After restarting the server, the ENABLED
column of the Performance Schema setup_instruments
table should report YES
for memory instruments that you enabled. The TIMED
column in the setup_instruments
table is ignored for memory instruments because memory operations are not timed.
mysql>SELECT * FROM performance_schema.setup_instruments
WHERE NAME LIKE '%memory/innodb%';
+-------------------------------------------+---------+-------+ | NAME | ENABLED | TIMED | +-------------------------------------------+---------+-------+ | memory/innodb/adaptive hash index | NO | NO | | memory/innodb/buf_buf_pool | NO | NO | | memory/innodb/dict_stats_bg_recalc_pool_t | NO | NO | | memory/innodb/dict_stats_index_map_t | NO | NO | | memory/innodb/dict_stats_n_diff_on_level | NO | NO | | memory/innodb/other | NO | NO | | memory/innodb/row_log_buf | NO | NO | | memory/innodb/row_merge_sort | NO | NO | | memory/innodb/std | NO | NO | | memory/innodb/trx_sys_t::rw_trx_ids | NO | NO | ...
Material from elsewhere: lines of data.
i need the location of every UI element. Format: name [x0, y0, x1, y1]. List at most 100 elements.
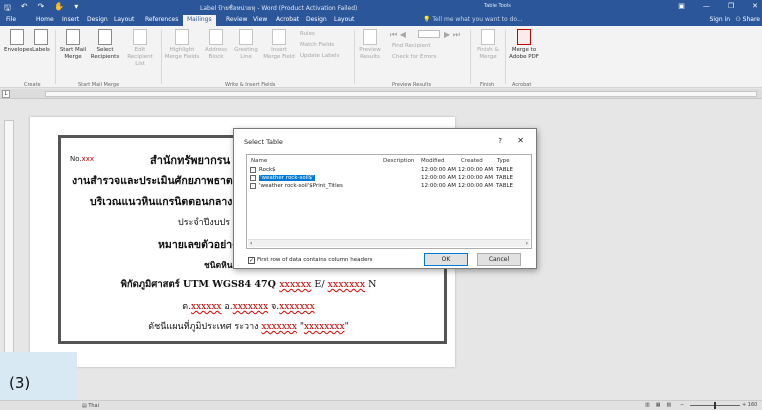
close-icon[interactable]: ✕	[752, 2, 758, 10]
merge-to-pdf-button[interactable]: Merge to Adobe PDF	[508, 29, 540, 61]
vertical-ruler[interactable]	[4, 120, 14, 355]
col-description[interactable]: Description	[383, 158, 414, 164]
tab-view[interactable]: View	[253, 16, 267, 23]
preview-results-button[interactable]: Preview Results	[356, 29, 384, 61]
language-indicator[interactable]: ▤ Thai	[82, 403, 99, 409]
row-created: 12:00:00 AM	[458, 167, 493, 173]
table-listbox[interactable]: Name Description Modified Created Type R…	[246, 154, 532, 249]
tab-design[interactable]: Design	[87, 16, 108, 23]
insert-merge-field-label: Insert Merge Field	[263, 47, 295, 60]
tab-layout[interactable]: Layout	[114, 16, 134, 23]
find-recipient-button[interactable]: Find Recipient	[392, 43, 431, 49]
group-acrobat-label: Acrobat	[512, 82, 532, 88]
cancel-button[interactable]: Cancel	[477, 253, 521, 266]
row-name: Rock$	[259, 167, 276, 173]
share-button[interactable]: ⚇ Share	[735, 16, 760, 23]
select-recipients-button[interactable]: Select Recipients	[90, 29, 120, 61]
row-name: 'weather rock-soil$'	[259, 175, 315, 181]
tab-selector[interactable]: L	[2, 90, 10, 98]
row-type: TABLE	[496, 183, 514, 189]
row-name: 'weather rock-soil'$Print_Titles	[259, 183, 343, 189]
window-controls: ▣ — ❐ ✕	[678, 2, 758, 10]
col-created[interactable]: Created	[461, 158, 483, 164]
record-number-input[interactable]	[418, 30, 440, 38]
highlight-merge-fields-button[interactable]: Highlight Merge Fields	[164, 29, 200, 61]
tell-me-box[interactable]: 💡 Tell me what you want to do...	[423, 16, 523, 23]
col-name[interactable]: Name	[251, 158, 267, 164]
zoom-out-icon[interactable]: −	[680, 402, 684, 408]
horizontal-scrollbar[interactable]: ‹ ›	[248, 239, 530, 247]
dialog-close-button[interactable]: ✕	[517, 136, 524, 145]
mailings-ribbon: Envelopes Labels Start Mail Merge Select…	[0, 26, 762, 88]
group-create-label: Create	[24, 82, 41, 88]
address-block-button[interactable]: Address Block	[202, 29, 230, 61]
tab-file[interactable]: File	[6, 16, 16, 23]
rules-button[interactable]: Rules	[300, 31, 315, 37]
nav-first-icon[interactable]: ⏮ ◀	[390, 30, 406, 40]
zoom-in-area[interactable]: + 160	[742, 402, 757, 408]
doc-line-4: ประจำปีงบปร	[178, 218, 231, 228]
sign-in-link[interactable]: Sign in	[710, 16, 730, 23]
labels-button[interactable]: Labels	[30, 29, 52, 54]
address-block-icon	[209, 29, 223, 45]
zoom-slider-thumb[interactable]	[714, 402, 716, 409]
tab-home[interactable]: Home	[36, 16, 54, 23]
first-row-headers-checkbox[interactable]: ✓ First row of data contains column heade…	[248, 257, 373, 264]
doc-line-1: สำนักทรัพยากรน	[150, 154, 231, 167]
merge-to-pdf-label: Merge to Adobe PDF	[509, 47, 539, 60]
table-row[interactable]: Rock$ 12:00:00 AM 12:00:00 AM TABLE	[250, 167, 525, 174]
match-fields-button[interactable]: Match Fields	[300, 42, 334, 48]
coordinate-x: xxxxxx	[279, 279, 312, 290]
coordinate-label: พิกัดภูมิศาสตร์ UTM WGS84 47Q	[120, 279, 280, 290]
start-mail-merge-button[interactable]: Start Mail Merge	[58, 29, 88, 61]
tab-insert[interactable]: Insert	[62, 16, 79, 23]
read-mode-icon[interactable]: ▥	[645, 402, 650, 408]
start-mail-merge-label: Start Mail Merge	[59, 47, 87, 60]
location-line: ต.xxxxxx อ.xxxxxxx จ.xxxxxxx	[30, 299, 455, 313]
edit-list-icon	[133, 29, 147, 45]
envelopes-button[interactable]: Envelopes	[4, 29, 32, 54]
greeting-line-button[interactable]: Greeting Line	[232, 29, 260, 61]
share-label: Share	[742, 16, 760, 23]
finish-merge-button[interactable]: Finish & Merge	[474, 29, 502, 61]
select-table-dialog: Select Table ? ✕ Name Description Modifi…	[233, 128, 537, 269]
scroll-left-icon[interactable]: ‹	[250, 240, 252, 247]
coordinate-n: N	[365, 279, 377, 290]
table-row[interactable]: 'weather rock-soil'$Print_Titles 12:00:0…	[250, 183, 525, 190]
tab-table-design[interactable]: Design	[306, 16, 327, 23]
row-modified: 12:00:00 AM	[421, 183, 456, 189]
proofing-icon: ▤	[82, 403, 87, 409]
horizontal-ruler[interactable]	[0, 89, 762, 99]
tab-review[interactable]: Review	[226, 16, 247, 23]
finish-icon	[481, 29, 495, 45]
tab-acrobat[interactable]: Acrobat	[276, 16, 299, 23]
insert-field-icon	[272, 29, 286, 45]
group-write-label: Write & Insert Fields	[225, 82, 276, 88]
row-modified: 12:00:00 AM	[421, 175, 456, 181]
col-modified[interactable]: Modified	[421, 158, 444, 164]
ok-button[interactable]: OK	[424, 253, 468, 266]
tab-table-layout[interactable]: Layout	[334, 16, 354, 23]
preview-results-label: Preview Results	[359, 47, 381, 60]
help-button[interactable]: ?	[498, 137, 502, 145]
insert-merge-field-button[interactable]: Insert Merge Field	[262, 29, 296, 61]
print-layout-icon[interactable]: ▦	[656, 402, 661, 408]
update-labels-button[interactable]: Update Labels	[300, 53, 339, 59]
check-errors-button[interactable]: Check for Errors	[392, 54, 436, 60]
first-row-label: First row of data contains column header…	[257, 257, 373, 263]
nav-last-icon[interactable]: ▶ ⏭	[444, 30, 460, 40]
ribbon-options-icon[interactable]: ▣	[678, 2, 685, 10]
minimize-icon[interactable]: —	[703, 2, 710, 10]
scroll-right-icon[interactable]: ›	[526, 240, 528, 247]
col-type[interactable]: Type	[497, 158, 510, 164]
web-layout-icon[interactable]: ▧	[666, 402, 671, 408]
table-row-selected[interactable]: 'weather rock-soil$' 12:00:00 AM 12:00:0…	[250, 175, 525, 182]
row-created: 12:00:00 AM	[458, 183, 493, 189]
edit-recipient-list-button[interactable]: Edit Recipient List	[122, 29, 158, 68]
maximize-icon[interactable]: ❐	[728, 2, 734, 10]
loc-tambon-label: ต.	[182, 302, 192, 312]
tab-mailings[interactable]: Mailings	[183, 15, 216, 26]
map-index-value: xxxxxxx	[261, 322, 297, 332]
loc-amphoe-label: อ.	[221, 302, 233, 312]
tab-references[interactable]: References	[145, 16, 178, 23]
Query memory instrument data. In this example, memory instrument data is queried in the Performance Schema memory_summary_global_by_event_name
table, which summarizes data by EVENT_NAME
. The EVENT_NAME
is the name of the instrument.
The following query returns memory data for the InnoDB
buffer pool. For column descriptions, see Section 27.12.20.10, “Memory Summary Tables”.
mysql>SELECT * FROM performance_schema.memory_summary_global_by_event_name
WHERE EVENT_NAME LIKE 'memory/innodb/buf_buf_pool'\G
EVENT_NAME: memory/innodb/buf_buf_pool COUNT_ALLOC: 1 COUNT_FREE: 0 SUM_NUMBER_OF_BYTES_ALLOC: 137428992 SUM_NUMBER_OF_BYTES_FREE: 0 LOW_COUNT_USED: 0 CURRENT_COUNT_USED: 1 HIGH_COUNT_USED: 1 LOW_NUMBER_OF_BYTES_USED: 0 CURRENT_NUMBER_OF_BYTES_USED: 137428992 HIGH_NUMBER_OF_BYTES_USED: 137428992
The same underlying data can be queried using the sys
schema memory_global_by_current_bytes
table, which shows current memory usage within the server globally, broken down by allocation type.
mysql>SELECT * FROM sys.memory_global_by_current_bytes
WHERE event_name LIKE 'memory/innodb/buf_buf_pool'\G
*************************** 1. row *************************** event_name: memory/innodb/buf_buf_pool current_count: 1 current_alloc: 131.06 MiB current_avg_alloc: 131.06 MiB high_count: 1 high_alloc: 131.06 MiB high_avg_alloc: 131.06 MiB
This sys
schema query aggregates currently allocated memory (current_alloc
) by code area:
mysql>SELECT SUBSTRING_INDEX(event_name,'/',2) AS
code_area, FORMAT_BYTES(SUM(current_alloc))
AS current_alloc
FROM sys.x$memory_global_by_current_bytes
GROUP BY SUBSTRING_INDEX(event_name,'/',2)
ORDER BY SUM(current_alloc) DESC;
+---------------------------+---------------+ | code_area | current_alloc | +---------------------------+---------------+ | memory/innodb | 843.24 MiB | | memory/performance_schema | 81.29 MiB | | memory/mysys | 8.20 MiB | | memory/sql | 2.47 MiB | | memory/memory | 174.01 KiB | | memory/myisam | 46.53 KiB | | memory/blackhole | 512 bytes | | memory/federated | 512 bytes | | memory/csv | 512 bytes | | memory/vio | 496 bytes | +---------------------------+---------------+
Prior to MySQL 8.0.16, sys.format_bytes()
was used for FORMAT_BYTES()
.
For more information about sys
schema, see Chapter 28, MySQL sys Schema.